En Algérie, la pratique de l’endurance possède de nombreux adeptes mais, malheureusement, sans l’aide de la Fédération équestre algérienne (FEA), elle restera toujours au stade embryonnaire.

 

L’endurance est une discipline dont on ne parle pas beaucoup, ou très peu. Mais, d’abord, pour une meilleure information de nos lecteurs, c’est quoi l’endurance ? « L'endurance est une course de fond pratiquée à cheval et en pleine nature, dans laquelle le but est de parcourir une longue distance : de 20 km à 160 km en une journée, ou 2 x 100 km sur deux jours. Cette course chronométrée doit être réalisée le plus rapidement possible tout en conservant une monture en parfait état de santé. Des contrôles vétérinaires obligatoires sont effectués de façon régulière tout au long du parcours. Ils garantissent la bonne santé du cheval car en cas de doute (épuisement, boiterie, déshydratation…) celui-ci est disqualifié. Tout au long de l'épreuve, l'effort de l'animal doit donc être maîtrisé.

 

Des épreuves agréées par la FEI

L’endurance équestre est l’une des six disciplines équestres mondiales agréées par la Fédération équestre internationale (FEI) et est donc présente aux Jeux équestres mondiaux. Il existe plusieurs types d'épreuves d'endurance qui sont différenciés par le nombre de kilomètres parcourus. La pratique de la discipline est abordable par tout cavalier et tous types de chevaux, mais pour concourir en endurance à partir d'un certain niveau, il est préférable de choisir une monture au type adaptée à la discipline, comme le pur-sang arabe, et de s'équiper d'un matériel spécifique. L'endurance fait aussi l'objet de compétitions officielles internationales dont les épreuves se courent sur les distances maximales. (Source Wikipédia).

 

Pas de calendrier de compétitions

Pratiquée depuis plusieurs années déjà chez nous, l’endurance n’a pas eu pour autant la vraie place qui lui sied. Cette discipline, comme son nom l’indique, consiste donc à parcourir de plus ou moins longues distances à cheval.

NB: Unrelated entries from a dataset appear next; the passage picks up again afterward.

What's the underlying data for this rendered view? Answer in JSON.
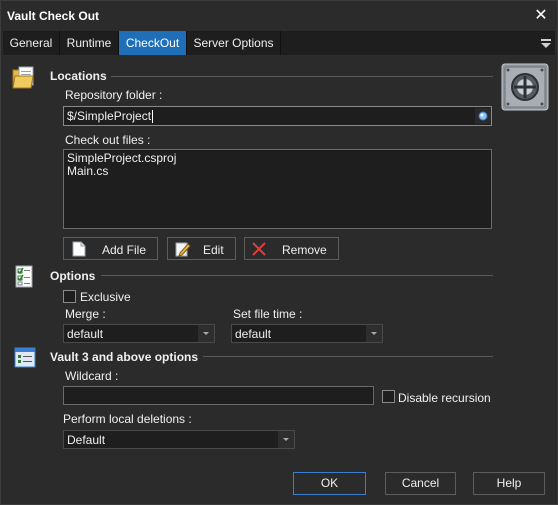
{
  "window": {
    "title": "Vault Check Out",
    "close_glyph": "✕"
  },
  "tabs": [
    {
      "label": "General"
    },
    {
      "label": "Runtime"
    },
    {
      "label": "CheckOut"
    },
    {
      "label": "Server Options"
    }
  ],
  "active_tab": "CheckOut",
  "locations": {
    "title": "Locations",
    "repo_label": "Repository folder :",
    "repo_value": "$/SimpleProject",
    "files_label": "Check out files :",
    "files": [
      "SimpleProject.csproj",
      "Main.cs"
    ],
    "add_label": "Add File",
    "edit_label": "Edit",
    "remove_label": "Remove"
  },
  "options": {
    "title": "Options",
    "exclusive_label": "Exclusive",
    "exclusive_checked": false,
    "merge_label": "Merge :",
    "merge_value": "default",
    "set_file_time_label": "Set file time :",
    "set_file_time_value": "default"
  },
  "vault3": {
    "title": "Vault 3 and above options",
    "wildcard_label": "Wildcard :",
    "wildcard_value": "",
    "disable_recursion_label": "Disable recursion",
    "disable_recursion_checked": false,
    "local_deletions_label": "Perform local deletions :",
    "local_deletions_value": "Default"
  },
  "footer": {
    "ok_label": "OK",
    "cancel_label": "Cancel",
    "help_label": "Help"
  },
  "colors": {
    "background": "#2b2b2b",
    "active_tab": "#1e6fb8",
    "field_bg": "#1e1e1e",
    "remove_x": "#e03c3c",
    "primary_border": "#3a7ed0"
  },
  "icons": [
    "locations-icon",
    "options-icon",
    "vault3-icon",
    "vault-safe-icon",
    "browse-icon",
    "add-file-icon",
    "edit-icon",
    "remove-icon",
    "menu-icon",
    "close-icon"
  ]
}
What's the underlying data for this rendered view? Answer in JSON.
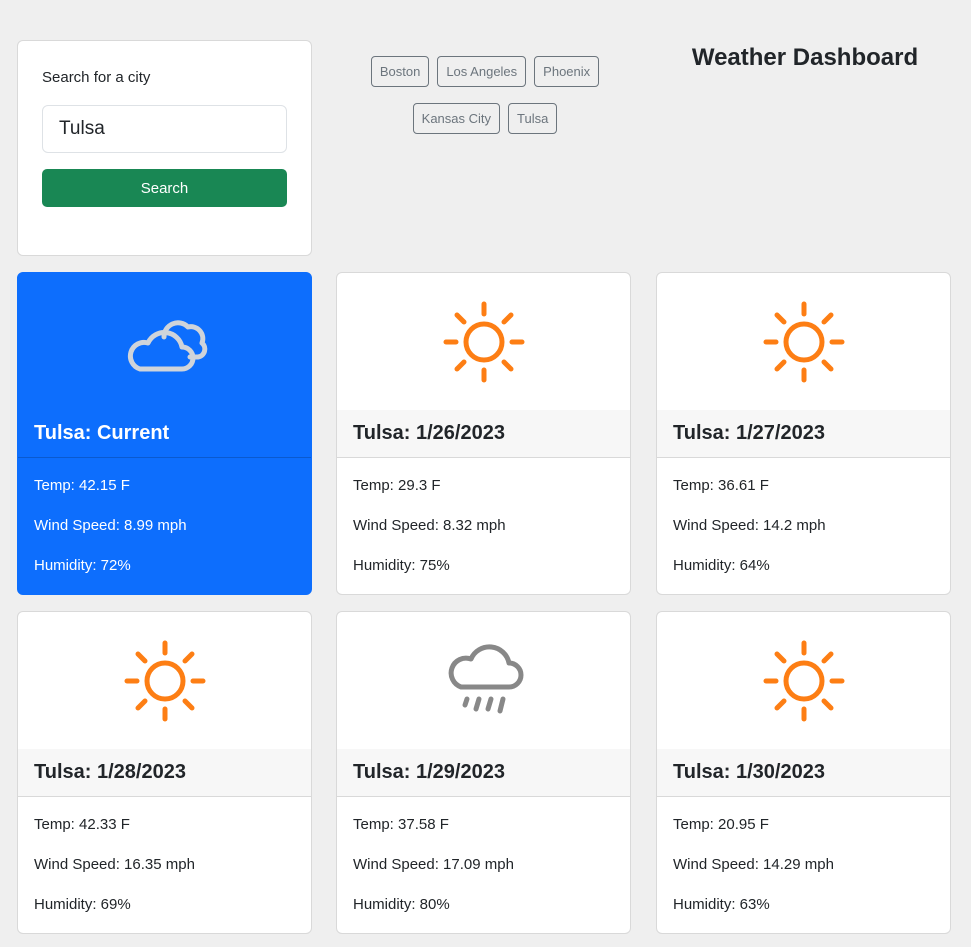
{
  "search": {
    "label": "Search for a city",
    "value": "Tulsa",
    "button_label": "Search"
  },
  "history": [
    "Boston",
    "Los Angeles",
    "Phoenix",
    "Kansas City",
    "Tulsa"
  ],
  "title": "Weather Dashboard",
  "colors": {
    "current_card": "#0d6efd",
    "search_button": "#198754",
    "sun_icon": "#fd7e14",
    "cloud_icon": "#cfd4da",
    "rain_icon": "#888888"
  },
  "cards": [
    {
      "header": "Tulsa: Current",
      "icon": "cloud-icon",
      "temp": "Temp: 42.15 F",
      "wind": "Wind Speed: 8.99 mph",
      "humidity": "Humidity: 72%"
    },
    {
      "header": "Tulsa: 1/26/2023",
      "icon": "sun-icon",
      "temp": "Temp: 29.3 F",
      "wind": "Wind Speed: 8.32 mph",
      "humidity": "Humidity: 75%"
    },
    {
      "header": "Tulsa: 1/27/2023",
      "icon": "sun-icon",
      "temp": "Temp: 36.61 F",
      "wind": "Wind Speed: 14.2 mph",
      "humidity": "Humidity: 64%"
    },
    {
      "header": "Tulsa: 1/28/2023",
      "icon": "sun-icon",
      "temp": "Temp: 42.33 F",
      "wind": "Wind Speed: 16.35 mph",
      "humidity": "Humidity: 69%"
    },
    {
      "header": "Tulsa: 1/29/2023",
      "icon": "rain-icon",
      "temp": "Temp: 37.58 F",
      "wind": "Wind Speed: 17.09 mph",
      "humidity": "Humidity: 80%"
    },
    {
      "header": "Tulsa: 1/30/2023",
      "icon": "sun-icon",
      "temp": "Temp: 20.95 F",
      "wind": "Wind Speed: 14.29 mph",
      "humidity": "Humidity: 63%"
    }
  ]
}
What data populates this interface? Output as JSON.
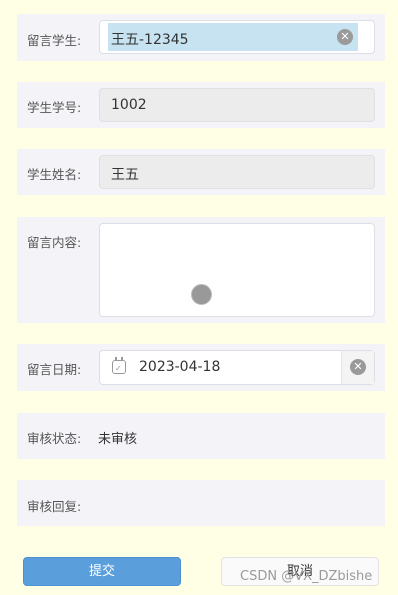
{
  "form": {
    "student": {
      "label": "留言学生:",
      "value": "王五-12345"
    },
    "student_no": {
      "label": "学生学号:",
      "value": "1002"
    },
    "student_name": {
      "label": "学生姓名:",
      "value": "王五"
    },
    "content": {
      "label": "留言内容:",
      "value": ""
    },
    "date": {
      "label": "留言日期:",
      "value": "2023-04-18"
    },
    "status": {
      "label": "审核状态:",
      "value": "未审核"
    },
    "reply": {
      "label": "审核回复:",
      "value": ""
    }
  },
  "actions": {
    "submit_label": "提交",
    "cancel_label": "取消"
  },
  "watermark": "CSDN @VX_DZbishe",
  "icons": {
    "clear": "clear-circle-icon",
    "calendar": "calendar-icon"
  },
  "colors": {
    "background": "#ffffe6",
    "primary": "#5a9fdc",
    "selection": "#c7e3f1"
  }
}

Les chevaux de prédilection, le pur-sang arabe, l’arabe barbe et le barbe, très résistants, sont recherchés pour leur très bon métabolisme.

Cette discipline permet aussi, et ce n’est pas le moindre de ses charmes, de découvrir de belles régions accessibles seulement à cheval. A part le championnat d’Algérie, qui s’est déroulé à Zéralda l’année dernière, et un simulacre de stage d’endurance à Blida, qui n’a apporté rien de bénéfique au cheval,  ni au cavalier, il n’y a pas de calendrier de compétitions pour cette discipline qui est quelque peu ignorée.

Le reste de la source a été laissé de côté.